Of course, you would have to level the playing field by eliminating health-care tax deductions for employers and give every individual a tax credit.
There would be a national market and regulation for health policies and no one could be denied affordable coverage. No more “cherry-picking” of only the healthiest people and rejection of the sickest or those with chronic conditions.
Working Model
A good working model would be the National Health Insurance Act, which was introduced in 2007 by Conyers, a Democratic representative, and had 93 co-sponsors in the 110th Congress.
Neighborhoods and communities are imperiled when health-care expenses drive everyone to economic ruin.
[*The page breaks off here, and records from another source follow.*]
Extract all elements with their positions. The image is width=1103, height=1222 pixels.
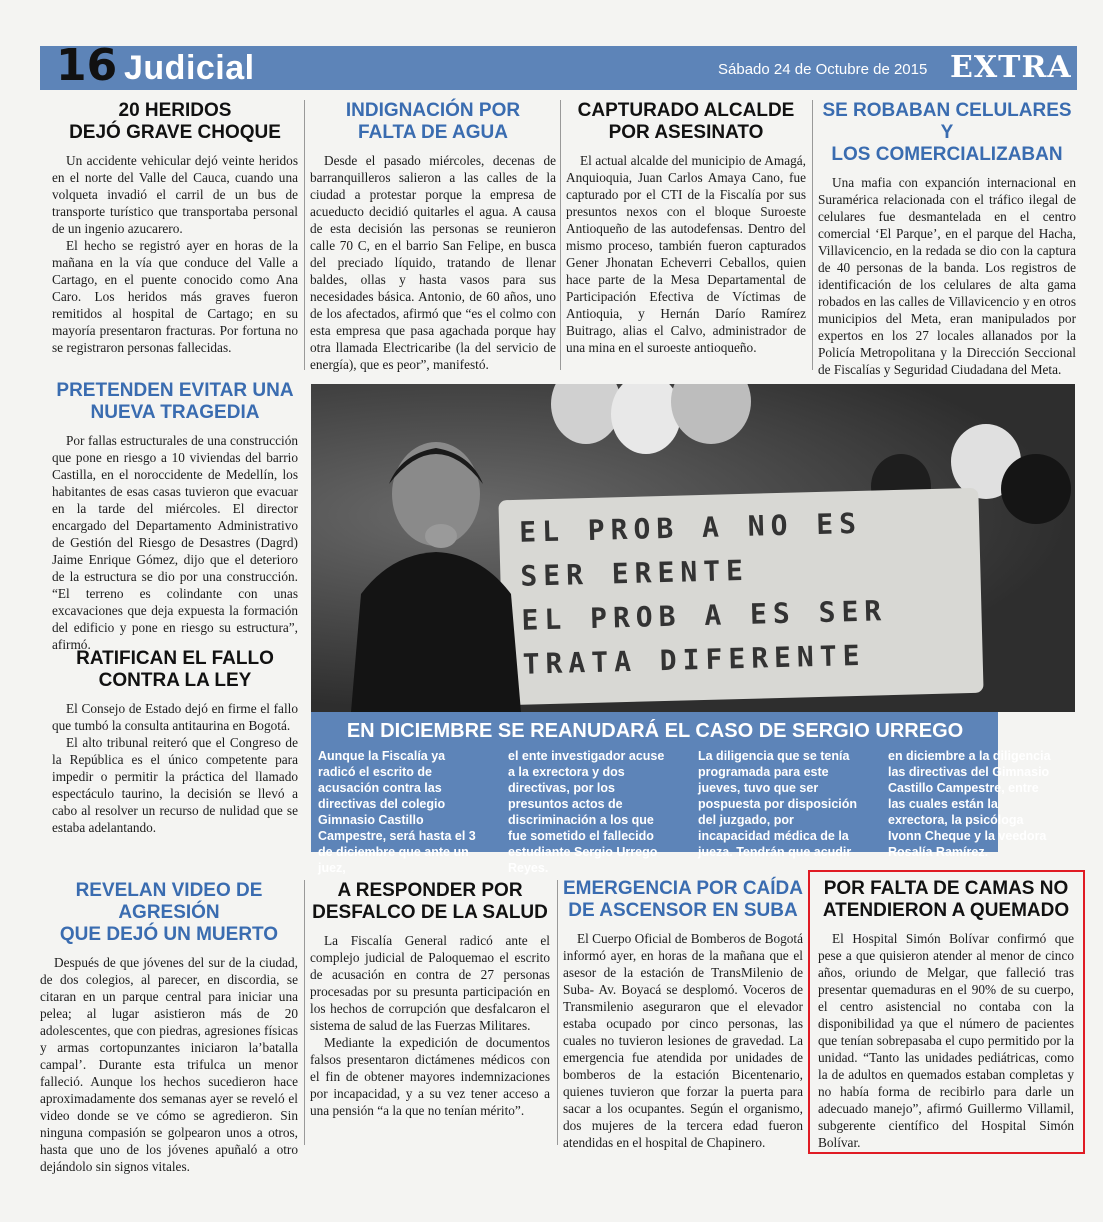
article-video bbox=[40, 880, 298, 1175]
article-alcalde bbox=[566, 100, 806, 356]
article-text: El alto tribunal reiteró que el Congreso de la República es el único competente para impedir o permitir la práctica del llamado espectáculo taurino, la decisión se llevó a cabo al resolver un recurso de nulidad que se estaba adelantando. bbox=[52, 735, 298, 835]
article-title: POR ASESINATO bbox=[608, 122, 764, 143]
balloon bbox=[1001, 454, 1071, 524]
article-choque bbox=[52, 100, 298, 356]
urrego-column: Aunque la Fiscalía ya radicó el escrito de acusación contra las directivas del colegio Gimnasio Castillo Campestre, será hasta el 3 de diciembre que ante un juez, bbox=[318, 749, 476, 875]
article-text: Por fallas estructurales de una construcción que pone en riesgo a 10 viviendas del barrio Castilla, en el noroccidente de Medellín, los habitantes de esas casas tuvieron que evacuar en la tarde del miércoles. El director encargado del Departamento Administrativo de Gestión del Riesgo de Desastres (Dagrd) Jaime Enrique Gómez, dijo que el deterioro de la estructura se dio por una construcción. “El terreno es colindante con unas excavaciones que deja expuesta la formación del edificio y pone en riesgo su estructura”, afirmó. bbox=[52, 433, 298, 652]
article-title: RATIFICAN EL FALLO bbox=[76, 648, 274, 669]
article-text: El Hospital Simón Bolívar confirmó que pese a que quisieron atender al menor de cinco años, oriundo de Melgar, que falleció tras presentar quemaduras en el 90% de su cuerpo, el centro asistencial no contaba con la disponibilidad ya que el número de pacientes que tenían sobrepasaba el cupo permitido por la unidad. “Tanto las unidades pediátricas, como la de adultos en quemados estaban completas y no había forma de recibirlo para darle un adecuado manejo”, afirmó Guillermo Villamil, subgerente científico del Hospital Simón Bolívar. bbox=[818, 931, 1074, 1150]
article-title: LOS COMERCIALIZABAN bbox=[831, 144, 1063, 165]
article-title: A RESPONDER POR bbox=[337, 880, 523, 901]
page-number: 16 bbox=[56, 40, 118, 91]
column-divider bbox=[560, 100, 561, 370]
article-text: Después de que jóvenes del sur de la ciudad, de dos colegios, al parecer, en discordia, se citaran en un parque central para iniciar una pelea; al lugar asistieron más de 20 adolescentes, que con piedras, agresiones físicas y armas cortopunzantes iniciaron la’batalla campal’. Durante esta trifulca un menor falleció. Aunque los hechos sucedieron hace aproximadamente dos semanas ayer se reveló el video donde se ve cómo se agredieron. Sin ninguna compasión se golpearon unos a otros, hasta que uno de los jóvenes apuñaló a otro dejándolo sin signos vitales. bbox=[40, 955, 298, 1174]
article-text: El Consejo de Estado dejó en firme el fallo que tumbó la consulta antitaurina en Bogotá. bbox=[52, 701, 298, 733]
article-text: El Cuerpo Oficial de Bomberos de Bogotá informó ayer, en horas de la mañana que el asesor de la estación de TransMilenio de Suba- Av. Boyacá se desplomó. Voceros de Transmilenio aseguraron que el elevador estaba ocupado por cinco personas, las cuales no tuvieron lesiones de gravedad. La emergencia fue atendida por unidades de bomberos de la estación Bicentenario, quienes tuvieron que forzar la puerta para sacar a los ocupantes. Según el organismo, dos mujeres de la tercera edad fueron atendidas en el hospital de Chapinero. bbox=[563, 931, 803, 1150]
banner-line: SER ERENTE bbox=[519, 553, 750, 593]
article-agua bbox=[310, 100, 556, 373]
article-ascensor bbox=[563, 878, 803, 1151]
article-title: QUE DEJÓ UN MUERTO bbox=[59, 924, 279, 945]
article-title: DESFALCO DE LA SALUD bbox=[312, 902, 548, 923]
article-title: FALTA DE AGUA bbox=[358, 122, 508, 143]
balloon bbox=[671, 384, 751, 444]
article-title: CAPTURADO ALCALDE bbox=[577, 100, 795, 121]
protest-photo bbox=[311, 384, 1075, 712]
article-quemado bbox=[818, 878, 1074, 1151]
section-title: Judicial bbox=[124, 49, 255, 87]
article-title: 20 HERIDOS bbox=[118, 100, 232, 121]
urrego-column: La diligencia que se tenía programada para este jueves, tuvo que ser pospuesta por disposición del juzgado, por incapacidad médica de la jueza. Tendrán que acudir bbox=[698, 749, 858, 859]
young-man-figure bbox=[351, 424, 521, 712]
article-text: Desde el pasado miércoles, decenas de barranquilleros salieron a las calles de la ciudad a protestar porque la empresa de acueducto decidió quitarles el agua. A causa de esta decisión las personas se reunieron calle 70 C, en el barrio San Felipe, en busca del preciado líquido, tratando de llenar baldes, ollas y hasta vasos para sus necesidades básica. Antonio, de 60 años, uno de los afectados, afirmó que “es el colmo con esta empresa que pasa agachada porque hay otra llamada Electricaribe (la del servicio de energía), que es peor”, manifestó. bbox=[310, 153, 556, 372]
article-text: Una mafia con expanción internacional en Suramérica relacionada con el tráfico ilegal de celulares fue desmantelada en el centro comercial ‘El Parque’, en el parque del Hacha, Villavicencio, en la redada se dio con la captura de 40 personas de la banda. Los registros de identificación de los celulares de alta gama robados en las calles de Villavicencio y en otros municipios del Meta, eran manipulados por expertos en los 27 locales allanados por la Policía Metropolitana y la Dirección Seccional de Fiscalías y Seguridad Ciudadana del Meta. bbox=[818, 175, 1076, 377]
article-title: DEJÓ GRAVE CHOQUE bbox=[69, 122, 281, 143]
column-divider bbox=[304, 880, 305, 1145]
column-divider bbox=[557, 880, 558, 1145]
protest-banner bbox=[498, 488, 983, 705]
article-title: NUEVA TRAGEDIA bbox=[90, 402, 260, 423]
article-title: CONTRA LA LEY bbox=[98, 670, 252, 691]
article-title: DE ASCENSOR EN SUBA bbox=[568, 900, 798, 921]
banner-line: TRATA DIFERENTE bbox=[522, 638, 866, 681]
article-title: EMERGENCIA POR CAÍDA bbox=[563, 878, 803, 899]
column-divider bbox=[812, 100, 813, 370]
banner-line: EL PROB A ES SER bbox=[521, 594, 888, 637]
banner-line: EL PROB A NO ES bbox=[518, 506, 863, 549]
article-title: PRETENDEN EVITAR UNA bbox=[56, 380, 294, 401]
article-title: ATENDIERON A QUEMADO bbox=[822, 900, 1070, 921]
column-divider bbox=[304, 100, 305, 370]
article-text: El hecho se registró ayer en horas de la mañana en la vía que conduce del Valle a Cartago, en el puente conocido como Ana Caro. Los heridos más graves fueron remitidos al hospital de Cartago; en su mayoría presentaron fracturas. Por fortuna no se registraron personas fallecidas. bbox=[52, 238, 298, 355]
article-text: La Fiscalía General radicó ante el complejo judicial de Paloquemao el escrito de acusación en contra de 27 personas procesadas por su presunta participación en los hechos de corrupción que desfalcaron el sistema de salud de las Fuerzas Militares. bbox=[310, 933, 550, 1033]
article-text: El actual alcalde del municipio de Amagá, Anquioquia, Juan Carlos Amaya Cano, fue capturado por el CTI de la Fiscalía por sus presuntos nexos con el bloque Suroeste Antioqueño de las autodefensas. Dentro del mismo proceso, también fueron capturados Gener Jhonatan Echeverri Ceballos, quien hace parte de la Mesa Departamental de Participación Efectiva de Víctimas de Antioquia, y Hernán Darío Ramírez Buitrago, alias el Calvo, administrador de una mina en el suroeste antioqueño. bbox=[566, 153, 806, 355]
article-title: INDIGNACIÓN POR bbox=[345, 100, 521, 121]
article-text: Un accidente vehicular dejó veinte heridos en el norte del Valle del Cauca, cuando una volqueta invadió el carril de un bus de transporte turístico que transportaba personal de un ingenio azucarero. bbox=[52, 153, 298, 236]
article-title: POR FALTA DE CAMAS NO bbox=[823, 878, 1069, 899]
article-celulares bbox=[818, 100, 1076, 378]
issue-date: Sábado 24 de Octubre de 2015 bbox=[718, 61, 928, 78]
article-fallo bbox=[52, 648, 298, 836]
article-salud bbox=[310, 880, 550, 1119]
brand-logo: EXTRA bbox=[950, 50, 1072, 85]
article-title: SE ROBABAN CELULARES Y bbox=[822, 100, 1072, 143]
article-tragedia bbox=[52, 380, 298, 653]
article-text: Mediante la expedición de documentos falsos presentaron dictámenes médicos con el fin de obtener mayores indemnizaciones por incapacidad, y a su vez tener acceso a una pensión “a la que no tenían mérito”. bbox=[310, 1035, 550, 1118]
urrego-column: en diciembre a la diligencia las directivas del Gimnasio Castillo Campestre, entre las cuales están la exrectora, la psicóloga Ivonn Cheque y la veedora Rosalía Ramírez. bbox=[888, 749, 1051, 859]
urrego-title: EN DICIEMBRE SE REANUDARÁ EL CASO DE SERGIO URREGO bbox=[346, 720, 964, 742]
article-title: REVELAN VIDEO DE AGRESIÓN bbox=[75, 880, 263, 923]
urrego-column: el ente investigador acuse a la exrectora y dos directivas, por los presuntos actos de discriminación a los que fue sometido el fallecido estudiante Sergio Urrego Reyes. bbox=[508, 749, 665, 875]
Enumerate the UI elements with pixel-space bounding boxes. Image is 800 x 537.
More than 1.5 million families lose their homes every year to foreclosure due to medical bills.
The urgency is there, but the Obama team needs to get even more aggressive if it wants to craft a fiscally sustainable program. Medicare earnings limits and subsidies for drug companies and managed care should also be on the table.
If Congress doesn’t act soon, the fiscal and social sacrifices in the future will be draconian.
Single-payer haters don’t like the idea of seeing who will provide the highest-quality, low-cost coverage and will do anything to shut down the discussion. But let’s at least put this free-market comparison to the test.
(John F. Wasik, co-author of “iMoney,” is a Bloomberg News columnist. The opinions expressed are his own.)